Monday, Mar. 19, 1956
The Wolf of Sahneh
The night was dreadfully hot in the tiny village of Sahneh on the road from Teheran to Baghdad and Damascus. Around the solitary gasoline station and several inns, truck-driver counterparts of Scheherezade's cameleers slept in the open, and townspeople flung wide their doors. About i a.m. a gaunt wolf swept down from the mountains like an Assyrian on the fold and attacked sleeping Sahneh. The beast loped lightly over the low mud walls and slashed at sleeping villagers around the scattered huts on the out skirts. The wolf went for the head, as is the way of wolves, and in two hours found 13 victims.
As the countryside came to life with urgent Iranian cries and the lighting of torches, the wolf raced into the village proper. By dawn there were 16 more victims. At last, the animal was killed by a peasant armed with a mattock.
The Acid Test. Though it seemed incredible on that hot night 18 months ago, the beast was performing probably wolf's greatest service to man since the she-wolf suckled Romulus and Remus. The wolf of Sahneh was rabid, and his appearance was just what a World Health Organization team had been waiting for. If it gets a chance to develop, rabies is invariably fatal. Ever since the days of Louis Pasteur (1822-1895), doctors have been able to head off rabies with a series of 14 to 21 vaccinations, but the treatment is costly, painful--and sometimes fatal. A "hyper-immune serum." developed about ten years after Pasteur's vaccine from the blood of animals infected with rabies, was known to give passive, temporary immunity but there had never been a major test in humans. The WHO team, aware that rabid wolves are common in Iran, was ready to apply the searching test; the wolf of Sahneh supplied the opportunity.

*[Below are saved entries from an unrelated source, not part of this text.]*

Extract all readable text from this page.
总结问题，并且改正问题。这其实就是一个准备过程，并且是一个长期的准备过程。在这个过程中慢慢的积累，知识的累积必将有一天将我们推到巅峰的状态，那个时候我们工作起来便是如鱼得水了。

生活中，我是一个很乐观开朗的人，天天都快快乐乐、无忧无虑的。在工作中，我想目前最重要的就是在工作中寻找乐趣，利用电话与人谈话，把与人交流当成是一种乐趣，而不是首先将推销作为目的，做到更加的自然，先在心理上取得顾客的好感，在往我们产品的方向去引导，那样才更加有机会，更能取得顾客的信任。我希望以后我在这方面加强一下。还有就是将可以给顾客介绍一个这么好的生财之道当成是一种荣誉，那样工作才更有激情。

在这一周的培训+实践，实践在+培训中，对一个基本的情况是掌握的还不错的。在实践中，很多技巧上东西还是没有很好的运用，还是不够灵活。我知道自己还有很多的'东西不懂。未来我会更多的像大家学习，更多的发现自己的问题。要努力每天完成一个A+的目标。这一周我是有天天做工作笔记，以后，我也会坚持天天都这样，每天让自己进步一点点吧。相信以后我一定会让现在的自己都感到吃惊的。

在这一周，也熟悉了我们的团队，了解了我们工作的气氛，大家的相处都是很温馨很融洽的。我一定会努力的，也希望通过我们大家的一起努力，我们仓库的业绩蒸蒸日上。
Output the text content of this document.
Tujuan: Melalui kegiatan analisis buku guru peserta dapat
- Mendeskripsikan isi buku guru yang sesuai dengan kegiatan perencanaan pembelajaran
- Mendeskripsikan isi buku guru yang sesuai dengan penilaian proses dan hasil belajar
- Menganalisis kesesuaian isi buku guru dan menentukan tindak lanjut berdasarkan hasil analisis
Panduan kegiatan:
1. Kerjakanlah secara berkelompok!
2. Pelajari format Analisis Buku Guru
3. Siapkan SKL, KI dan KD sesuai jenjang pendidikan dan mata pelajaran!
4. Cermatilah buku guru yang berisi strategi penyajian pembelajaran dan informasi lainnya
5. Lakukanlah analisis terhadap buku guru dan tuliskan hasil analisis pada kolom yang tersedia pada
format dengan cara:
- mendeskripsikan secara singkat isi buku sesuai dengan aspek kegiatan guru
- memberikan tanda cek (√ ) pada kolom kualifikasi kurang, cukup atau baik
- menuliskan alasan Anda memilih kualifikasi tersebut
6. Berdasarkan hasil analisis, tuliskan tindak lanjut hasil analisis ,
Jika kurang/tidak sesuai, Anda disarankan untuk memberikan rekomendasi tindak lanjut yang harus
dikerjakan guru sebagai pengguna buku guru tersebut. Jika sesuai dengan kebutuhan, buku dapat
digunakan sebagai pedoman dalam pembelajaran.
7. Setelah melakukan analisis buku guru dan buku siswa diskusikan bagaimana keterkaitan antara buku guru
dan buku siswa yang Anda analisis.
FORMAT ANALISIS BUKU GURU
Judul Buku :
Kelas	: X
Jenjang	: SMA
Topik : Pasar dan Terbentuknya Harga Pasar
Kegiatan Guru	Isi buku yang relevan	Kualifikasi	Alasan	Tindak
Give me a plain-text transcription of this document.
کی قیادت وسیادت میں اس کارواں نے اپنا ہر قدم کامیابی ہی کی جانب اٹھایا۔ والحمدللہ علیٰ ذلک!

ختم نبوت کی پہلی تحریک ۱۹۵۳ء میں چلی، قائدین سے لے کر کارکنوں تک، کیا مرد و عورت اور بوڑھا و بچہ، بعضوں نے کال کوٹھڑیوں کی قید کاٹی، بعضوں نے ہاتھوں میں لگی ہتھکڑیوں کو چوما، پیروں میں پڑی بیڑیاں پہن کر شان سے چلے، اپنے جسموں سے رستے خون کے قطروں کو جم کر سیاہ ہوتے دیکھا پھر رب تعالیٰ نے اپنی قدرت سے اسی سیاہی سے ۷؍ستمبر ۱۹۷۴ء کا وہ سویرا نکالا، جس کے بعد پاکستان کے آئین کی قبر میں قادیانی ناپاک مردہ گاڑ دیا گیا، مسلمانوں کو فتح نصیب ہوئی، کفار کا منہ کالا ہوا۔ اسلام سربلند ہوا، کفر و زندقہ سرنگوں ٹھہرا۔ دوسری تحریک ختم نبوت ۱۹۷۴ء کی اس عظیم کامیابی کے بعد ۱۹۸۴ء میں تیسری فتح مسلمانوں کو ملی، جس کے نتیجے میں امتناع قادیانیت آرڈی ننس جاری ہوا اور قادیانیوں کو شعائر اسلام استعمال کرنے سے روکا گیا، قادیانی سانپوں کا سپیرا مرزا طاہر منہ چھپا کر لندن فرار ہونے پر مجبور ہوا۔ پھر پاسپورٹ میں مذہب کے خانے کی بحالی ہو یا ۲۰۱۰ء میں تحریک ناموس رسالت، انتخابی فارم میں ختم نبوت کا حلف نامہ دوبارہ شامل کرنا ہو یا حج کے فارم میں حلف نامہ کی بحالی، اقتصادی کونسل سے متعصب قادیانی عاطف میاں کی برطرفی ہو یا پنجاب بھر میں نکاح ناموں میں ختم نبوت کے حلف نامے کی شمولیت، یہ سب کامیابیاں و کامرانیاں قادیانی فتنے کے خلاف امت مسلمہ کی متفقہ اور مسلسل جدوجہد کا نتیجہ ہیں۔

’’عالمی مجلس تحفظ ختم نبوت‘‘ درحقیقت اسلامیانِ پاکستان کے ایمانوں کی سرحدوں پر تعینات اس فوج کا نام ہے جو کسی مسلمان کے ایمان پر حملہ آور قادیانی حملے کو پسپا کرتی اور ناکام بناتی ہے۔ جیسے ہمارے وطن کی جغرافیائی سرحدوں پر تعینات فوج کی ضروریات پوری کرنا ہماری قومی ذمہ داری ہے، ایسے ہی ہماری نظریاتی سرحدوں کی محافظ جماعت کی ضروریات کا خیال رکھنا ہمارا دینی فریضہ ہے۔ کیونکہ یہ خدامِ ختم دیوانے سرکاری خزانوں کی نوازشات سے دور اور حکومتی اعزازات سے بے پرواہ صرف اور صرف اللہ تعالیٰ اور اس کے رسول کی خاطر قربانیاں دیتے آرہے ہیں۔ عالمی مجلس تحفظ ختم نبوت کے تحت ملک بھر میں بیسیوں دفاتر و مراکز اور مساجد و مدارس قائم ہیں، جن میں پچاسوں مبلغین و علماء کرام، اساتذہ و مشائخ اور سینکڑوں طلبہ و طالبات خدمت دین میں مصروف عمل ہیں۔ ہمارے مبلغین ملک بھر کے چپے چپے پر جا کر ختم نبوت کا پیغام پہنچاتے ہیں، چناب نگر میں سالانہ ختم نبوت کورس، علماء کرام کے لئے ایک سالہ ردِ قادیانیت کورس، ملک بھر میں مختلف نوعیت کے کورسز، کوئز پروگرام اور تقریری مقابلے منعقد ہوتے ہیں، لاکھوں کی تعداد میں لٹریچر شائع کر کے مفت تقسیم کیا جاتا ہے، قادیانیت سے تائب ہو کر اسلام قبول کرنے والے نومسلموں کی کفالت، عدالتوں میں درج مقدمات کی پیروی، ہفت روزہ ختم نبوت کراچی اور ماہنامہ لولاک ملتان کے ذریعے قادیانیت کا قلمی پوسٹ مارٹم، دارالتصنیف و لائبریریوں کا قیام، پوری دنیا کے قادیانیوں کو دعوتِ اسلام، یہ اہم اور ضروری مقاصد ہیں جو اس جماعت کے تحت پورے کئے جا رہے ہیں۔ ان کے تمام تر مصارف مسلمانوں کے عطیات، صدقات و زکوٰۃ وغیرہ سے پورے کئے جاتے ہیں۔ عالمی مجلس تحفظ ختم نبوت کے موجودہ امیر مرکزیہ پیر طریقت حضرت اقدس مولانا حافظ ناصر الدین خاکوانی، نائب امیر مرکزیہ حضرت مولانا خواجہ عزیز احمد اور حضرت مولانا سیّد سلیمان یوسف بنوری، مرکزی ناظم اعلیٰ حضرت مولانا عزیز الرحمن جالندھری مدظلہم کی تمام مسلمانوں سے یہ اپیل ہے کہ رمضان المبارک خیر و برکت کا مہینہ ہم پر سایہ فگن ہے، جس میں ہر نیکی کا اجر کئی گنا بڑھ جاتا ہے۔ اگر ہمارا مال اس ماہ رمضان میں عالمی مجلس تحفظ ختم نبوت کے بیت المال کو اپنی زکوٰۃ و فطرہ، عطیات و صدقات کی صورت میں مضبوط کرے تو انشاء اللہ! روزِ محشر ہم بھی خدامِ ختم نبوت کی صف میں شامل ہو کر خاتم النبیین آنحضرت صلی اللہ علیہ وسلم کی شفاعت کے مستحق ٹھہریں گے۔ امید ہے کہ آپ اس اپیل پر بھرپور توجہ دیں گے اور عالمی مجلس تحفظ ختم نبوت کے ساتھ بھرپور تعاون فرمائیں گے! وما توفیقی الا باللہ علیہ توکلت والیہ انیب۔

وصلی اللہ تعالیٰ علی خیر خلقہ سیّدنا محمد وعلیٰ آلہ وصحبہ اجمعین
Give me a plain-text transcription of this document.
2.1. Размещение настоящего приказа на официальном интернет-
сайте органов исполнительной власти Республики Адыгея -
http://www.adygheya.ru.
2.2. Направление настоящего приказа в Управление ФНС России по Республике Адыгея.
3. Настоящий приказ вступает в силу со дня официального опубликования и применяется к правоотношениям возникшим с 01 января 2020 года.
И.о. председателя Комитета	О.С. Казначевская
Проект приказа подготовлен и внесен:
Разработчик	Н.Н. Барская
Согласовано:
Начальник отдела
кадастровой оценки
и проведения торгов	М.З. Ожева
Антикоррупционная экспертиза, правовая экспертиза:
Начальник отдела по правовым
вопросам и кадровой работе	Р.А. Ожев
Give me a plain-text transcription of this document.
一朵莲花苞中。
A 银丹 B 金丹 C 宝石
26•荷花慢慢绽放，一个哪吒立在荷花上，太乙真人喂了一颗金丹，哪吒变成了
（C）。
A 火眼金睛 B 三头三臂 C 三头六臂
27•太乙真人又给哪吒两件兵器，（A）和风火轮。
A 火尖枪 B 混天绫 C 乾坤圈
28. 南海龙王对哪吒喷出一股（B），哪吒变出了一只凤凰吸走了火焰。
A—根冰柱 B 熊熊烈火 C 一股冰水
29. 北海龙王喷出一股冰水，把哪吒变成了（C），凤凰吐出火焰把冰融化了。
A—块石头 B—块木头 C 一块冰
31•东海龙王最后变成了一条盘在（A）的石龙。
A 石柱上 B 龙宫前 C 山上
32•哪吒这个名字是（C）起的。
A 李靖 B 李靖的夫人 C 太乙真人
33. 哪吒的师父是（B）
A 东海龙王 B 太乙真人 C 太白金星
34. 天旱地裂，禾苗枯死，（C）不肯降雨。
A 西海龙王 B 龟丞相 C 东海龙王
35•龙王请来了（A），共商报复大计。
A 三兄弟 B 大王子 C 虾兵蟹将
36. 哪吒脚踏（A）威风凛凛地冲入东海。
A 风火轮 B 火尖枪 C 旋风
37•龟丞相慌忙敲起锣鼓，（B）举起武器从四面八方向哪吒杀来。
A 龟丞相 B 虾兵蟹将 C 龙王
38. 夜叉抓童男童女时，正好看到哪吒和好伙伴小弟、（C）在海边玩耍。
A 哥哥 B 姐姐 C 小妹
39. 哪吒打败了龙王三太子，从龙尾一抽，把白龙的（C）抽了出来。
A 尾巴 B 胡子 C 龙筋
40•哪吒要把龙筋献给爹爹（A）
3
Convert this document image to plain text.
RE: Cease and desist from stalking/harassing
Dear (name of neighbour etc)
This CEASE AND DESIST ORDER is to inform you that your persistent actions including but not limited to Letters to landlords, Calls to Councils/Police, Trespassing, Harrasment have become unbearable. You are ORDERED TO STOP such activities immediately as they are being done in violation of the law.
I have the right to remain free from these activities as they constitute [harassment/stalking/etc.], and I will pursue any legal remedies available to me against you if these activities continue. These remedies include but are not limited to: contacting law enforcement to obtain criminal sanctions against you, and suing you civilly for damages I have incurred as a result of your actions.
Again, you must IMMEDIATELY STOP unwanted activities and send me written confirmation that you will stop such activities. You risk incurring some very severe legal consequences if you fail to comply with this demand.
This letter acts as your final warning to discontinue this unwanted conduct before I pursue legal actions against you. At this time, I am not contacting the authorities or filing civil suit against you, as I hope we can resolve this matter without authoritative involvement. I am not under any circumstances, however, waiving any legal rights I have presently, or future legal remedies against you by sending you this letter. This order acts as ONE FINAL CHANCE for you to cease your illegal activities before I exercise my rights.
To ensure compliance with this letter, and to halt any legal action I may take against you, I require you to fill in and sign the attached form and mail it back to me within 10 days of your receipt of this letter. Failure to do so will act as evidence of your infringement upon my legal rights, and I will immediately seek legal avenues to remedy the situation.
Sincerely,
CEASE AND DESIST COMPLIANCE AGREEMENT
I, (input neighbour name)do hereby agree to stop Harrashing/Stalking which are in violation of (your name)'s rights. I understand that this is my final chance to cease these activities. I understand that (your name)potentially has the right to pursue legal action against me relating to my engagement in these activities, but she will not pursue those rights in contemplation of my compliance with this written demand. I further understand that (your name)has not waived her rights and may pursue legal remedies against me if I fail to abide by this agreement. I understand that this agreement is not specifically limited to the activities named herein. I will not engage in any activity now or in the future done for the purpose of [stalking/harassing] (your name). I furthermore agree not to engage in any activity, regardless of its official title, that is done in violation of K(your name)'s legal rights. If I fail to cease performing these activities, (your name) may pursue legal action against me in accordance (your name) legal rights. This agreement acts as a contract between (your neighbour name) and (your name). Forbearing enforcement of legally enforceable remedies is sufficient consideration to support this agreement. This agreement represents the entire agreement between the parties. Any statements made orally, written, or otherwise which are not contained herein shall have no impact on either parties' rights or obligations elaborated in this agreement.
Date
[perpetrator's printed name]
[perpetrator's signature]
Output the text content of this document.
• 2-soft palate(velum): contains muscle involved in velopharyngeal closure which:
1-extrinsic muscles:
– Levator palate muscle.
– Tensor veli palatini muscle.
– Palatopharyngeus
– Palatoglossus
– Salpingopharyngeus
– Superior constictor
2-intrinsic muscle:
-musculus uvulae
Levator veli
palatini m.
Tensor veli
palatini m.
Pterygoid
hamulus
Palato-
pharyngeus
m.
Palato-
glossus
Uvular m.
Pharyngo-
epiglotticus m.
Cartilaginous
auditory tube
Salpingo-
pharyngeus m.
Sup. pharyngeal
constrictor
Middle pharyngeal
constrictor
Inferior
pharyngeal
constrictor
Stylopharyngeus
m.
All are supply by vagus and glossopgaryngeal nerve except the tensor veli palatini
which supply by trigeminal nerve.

Within a day 27 of the wolf's 29 victims were trucked into Teheran (the two others straggled in days later). They were promptly bled, so that any antibodies against rabies could be detected, and divided into five groups. Of the 18 bitten on the head, five got two shots of serum, four days apart, plus vaccine, six got one shot of serum plus vaccine, and five got vaccine alone. Of those bitten less severely elsewhere on the body, four got serum (one shot) plus vaccine, and six got vaccine only.
Special treatment was given to three, notably the most hideously bitten victim of all: Golam Khazayi, a boy of six, who had bites on the head too numerous to count. The wolf's massive jaws had chomped right through his skull, and the teeth, piercing the dura mater (parchment-like covering) had dripped rabies virus directly into the brain. Golam already had contracted meningitis through the head wounds. He got penicillin as well as a special course of serum every two days, plus vaccine.
Textbook Neatness. Of the five with head wounds who got only vaccine, three died. Of the 13 who got serum as well, only one died (and he had but a single shot of serum). Among the 25 who today are alive and healthy is Golam Khazayi. No other human being has survived so intimate a brush with rabies.
From frequent blood samples, the WHO team was able to report that no antibodies developed as a result of vaccination until the 19th day. Since 18 days is often enough time for the deadly rabies virus to make its way to the brain, the lesson of the Sahneh experiment was laid out with textbook neatness: the serum, with the readymade antibodies that it introduces into the system, can be a lifesaver. "This terrible disease," concluded the British Medical Journal this month, "is preventable by well-directed and vigorous measures."